Research at the Weizmann Institute reveals a genetic mechanism involved in the formation of colon cancer metastases, and contributes to the understanding of the processes responsible for its violent outbreak
Colorectal cancer is one of the most common types of cancer in the Western world and in Israel. The tumor, which begins its life as a small bump, or a wound in the intestine, later becomes an invasive and violent cancer, when the main damage is caused by metastases that reach the liver. A study by Prof. Avri Ben-Zev and a research student from his group, Dr. Nancy Gebert, from the Department of Molecular Cell Biology at the Weizmann Institute of Science, which was recently published in the scientific journal Cancer Research, reveals a genetic mechanism involved in the formation of colon cancer metastases, and contributes to the understanding of the processes responsible for his violent outburst.
The factor that starts the snowball of the disease, in very many cases (90-80%), is damage to a certain cellular pathway for transmitting signals, and especially to its key protein - beta-catenin. This protein plays an important role in cell adhesion, but in certain situations, such as, for example, in the stage of embryonic development, or in the proliferation of stem cells, it has an additional role: it enters the cell nucleus, and encourages the expression of genes. When the beta-catenin protein accumulates in excessive amounts inside the cell, its uncontrolled activity can cause the expression of cancer-causing genes.
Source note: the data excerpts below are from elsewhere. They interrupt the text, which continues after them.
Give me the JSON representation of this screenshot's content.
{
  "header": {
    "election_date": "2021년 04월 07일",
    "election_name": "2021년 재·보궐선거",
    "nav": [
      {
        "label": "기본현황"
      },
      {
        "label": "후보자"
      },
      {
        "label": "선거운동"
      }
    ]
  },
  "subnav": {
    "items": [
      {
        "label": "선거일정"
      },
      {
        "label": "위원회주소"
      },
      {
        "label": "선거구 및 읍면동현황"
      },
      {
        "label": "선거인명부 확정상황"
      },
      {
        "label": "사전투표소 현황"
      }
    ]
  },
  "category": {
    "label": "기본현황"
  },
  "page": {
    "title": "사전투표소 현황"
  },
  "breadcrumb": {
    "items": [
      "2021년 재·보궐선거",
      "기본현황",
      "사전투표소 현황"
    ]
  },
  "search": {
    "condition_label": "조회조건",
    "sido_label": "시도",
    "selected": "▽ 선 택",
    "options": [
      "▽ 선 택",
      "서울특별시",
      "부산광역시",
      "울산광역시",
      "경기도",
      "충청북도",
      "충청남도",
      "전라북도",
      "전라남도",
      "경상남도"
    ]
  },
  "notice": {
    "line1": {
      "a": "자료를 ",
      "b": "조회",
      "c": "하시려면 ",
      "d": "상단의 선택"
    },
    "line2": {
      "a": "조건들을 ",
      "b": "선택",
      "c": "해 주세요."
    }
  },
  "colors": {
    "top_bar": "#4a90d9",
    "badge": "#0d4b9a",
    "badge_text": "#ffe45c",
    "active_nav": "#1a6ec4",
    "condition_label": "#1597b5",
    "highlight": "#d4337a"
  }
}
Surprisingly, one of those genes activated by beta-catenin in colon cancer cells, called L1-CAM, is a protein receptor that appears mainly on the surface of nerve cells, where it is responsible for the recognition between cells, their adhesion and their movement. What is its role in cancer cells? Previous studies by Prof. Ben-Zev showed that this receptor is not expressed in all tumor cells, but only in those on its "invasive front", and only at the stage when it becomes violent and metastatic. These findings implied that this gene plays an important role in the aggressive stage of colon cancer, by causing the invasive movement of the cells.
The researchers tested this hypothesis in mice, in a research model simulating the development of metastatic colon cancer. It turned out that colon cancer cells in which the L1-CAM gene was inserted formed cancer metastases in the liver, while cancer cells that do not express the gene did not metastasize. In addition, the researchers discovered that the expression of a certain enzyme, which is responsible for cutting the extracellular part of the receptor, is also increased by beta-catenin in the same cells, strengthening the invasive effect of L1-CAM.
Together with Prof. Eitan Domani and his research student, Michal Shaffer, from the Department of Physics of Complex Systems, the scientists mapped the genes activated in cells into which the L1-CAM gene was inserted, and compared them to the characteristics of gene activation in cancerous tissues taken from patients suffering from an advanced stage of colon cancer. About 160 genes were found whose expression is increased by L1-CAM, 70 of which also showed high expression in the colon cancer tissues of 170 patients, but not in 40 samples of healthy colon tissue. In the future, Prof. Ben-Zev intends to investigate the role of these genes in the development of cancer, with the aim of understanding the mechanisms through which L1-CAM induces the formation of colon cancer metastases.